You can offer them your well performing ad placements and units for a premium, and sell the remnant inventory through AdX and other ad exchanges. That way you can attract new advertisers to your online property, and upsell premium placement to advertisers who’ve bid on your remnant inventory and got good results.
7. DoubleClick for Publishers (DFP)
If you’ve been researching AdX, you’ve probably come across Google’s ad server for publishers – DoubleClick for publishers. With DFP, you can let AdX compete against other ad networks, and divide the traffic between demand sources in the most profitable way for you.

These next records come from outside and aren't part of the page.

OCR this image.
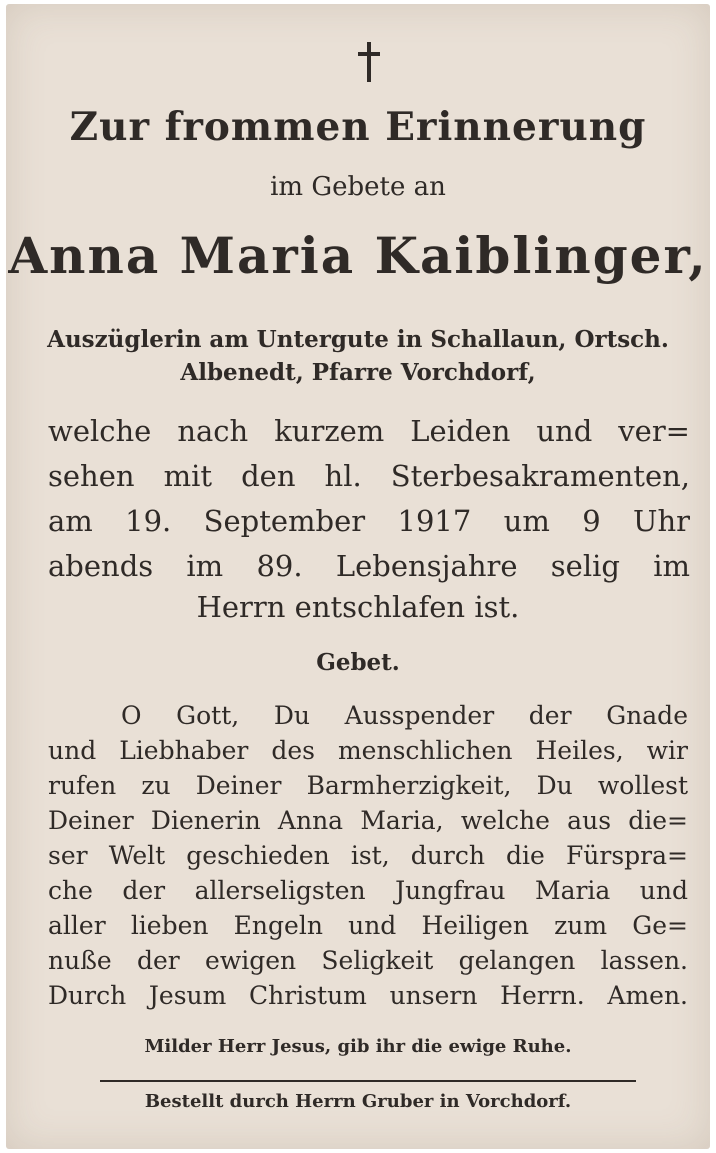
Zur frommen Erinnerung
im Gebete an
Anna Maria Kaiblinger,
Auszüglerin am Untergute in Schallaun, Ortsch.
Albenedt, Pfarre Vorchdorf,
welche nach kurzem Leiden und ver=
sehen mit den hl. Sterbesakramenten,
am 19. September 1917 um 9 Uhr
abends im 89. Lebensjahre selig im
Herrn entschlafen ist.
Gebet.
O Gott, Du Ausspender der Gnade
und Liebhaber des menschlichen Heiles, wir
rufen zu Deiner Barmherzigkeit, Du wollest
Deiner Dienerin Anna Maria, welche aus die=
ser Welt geschieden ist, durch die Fürspra=
che der allerseligsten Jungfrau Maria und
aller lieben Engeln und Heiligen zum Ge=
nuße der ewigen Seligkeit gelangen lassen.
Durch Jesum Christum unsern Herrn. Amen.
Milder Herr Jesus, gib ihr die ewige Ruhe.
Bestellt durch Herrn Gruber in Vorchdorf.
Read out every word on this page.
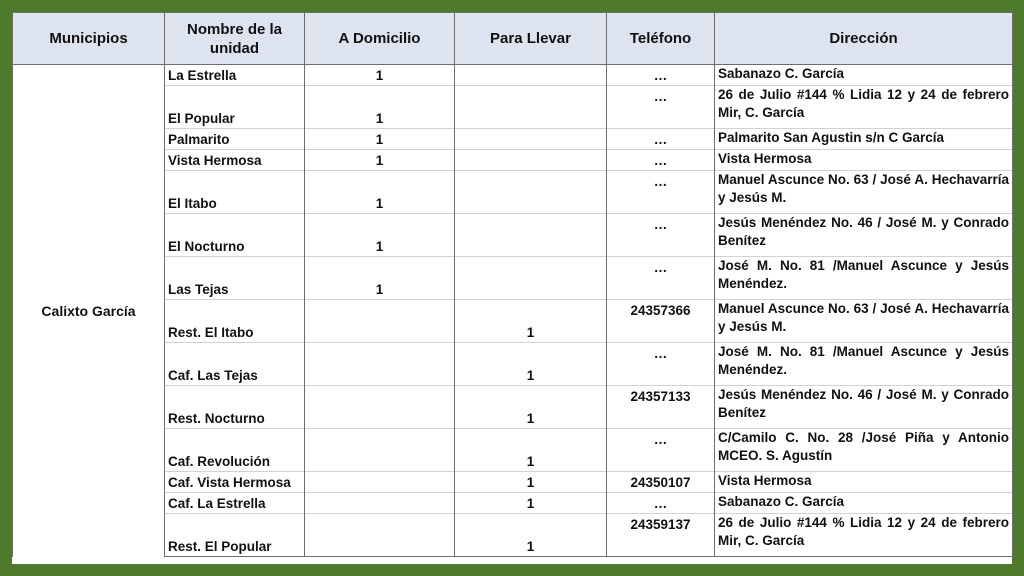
Municipios	Nombre de la unidad	A Domicilio	Para Llevar	Teléfono	Dirección
Calixto García	La Estrella	1		…	Sabanazo C. García
	El Popular	1		…	26 de Julio #144 % Lidia 12 y 24 de febrero Mir, C. García
	Palmarito	1		…	Palmarito San Agustin s/n C García
	Vista Hermosa	1		…	Vista Hermosa
	El Itabo	1		…	Manuel Ascunce No. 63 / José A. Hechavarría y Jesús M.
	El Nocturno	1		…	Jesús Menéndez No. 46 / José M. y Conrado Benítez
	Las Tejas	1		…	José M. No. 81 /Manuel Ascunce y Jesús Menéndez.
	Rest. El Itabo		1	24357366	Manuel Ascunce No. 63 / José A. Hechavarría y Jesús M.
	Caf. Las Tejas		1	…	José M. No. 81 /Manuel Ascunce y Jesús Menéndez.
	Rest. Nocturno		1	24357133	Jesús Menéndez No. 46 / José M. y Conrado Benítez
	Caf. Revolución		1	…	C/Camilo C. No. 28 /José Piña y Antonio MCEO. S. Agustín
	Caf. Vista Hermosa		1	24350107	Vista Hermosa
	Caf. La Estrella		1	…	Sabanazo C. García
	Rest. El Popular		1	24359137	26 de Julio #144 % Lidia 12 y 24 de febrero Mir, C. García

It’s a management platform for publishers with multiple demand sources for ad space, and if you are one or trying to become one – you should familiarize yourself with DFP.
DFP is a free cloud service, but its implementation can be challenging and not cost effective for small blogs without a dedicated ad broker.
The verdict

There are quite a few advantages to AdX over AdSense, but your potential to increase revenue by moving to AdX depends mostly on your needs, size, your advertisers, capacity, and technical expertise. And before all that, it also depends on being accepted to AdX by Google.

That alone is enough to be the bane of your online existence. Is your site right for AdX or is AdSense the best Google can offer you for web traffic monetization? If you have direct advertisers making it worth your while to spend the time on constantly optimizing AdX – Yes.

If not, you’ll probably end up with low fill rates (empty ad units) and make less money than you would have with AdSense.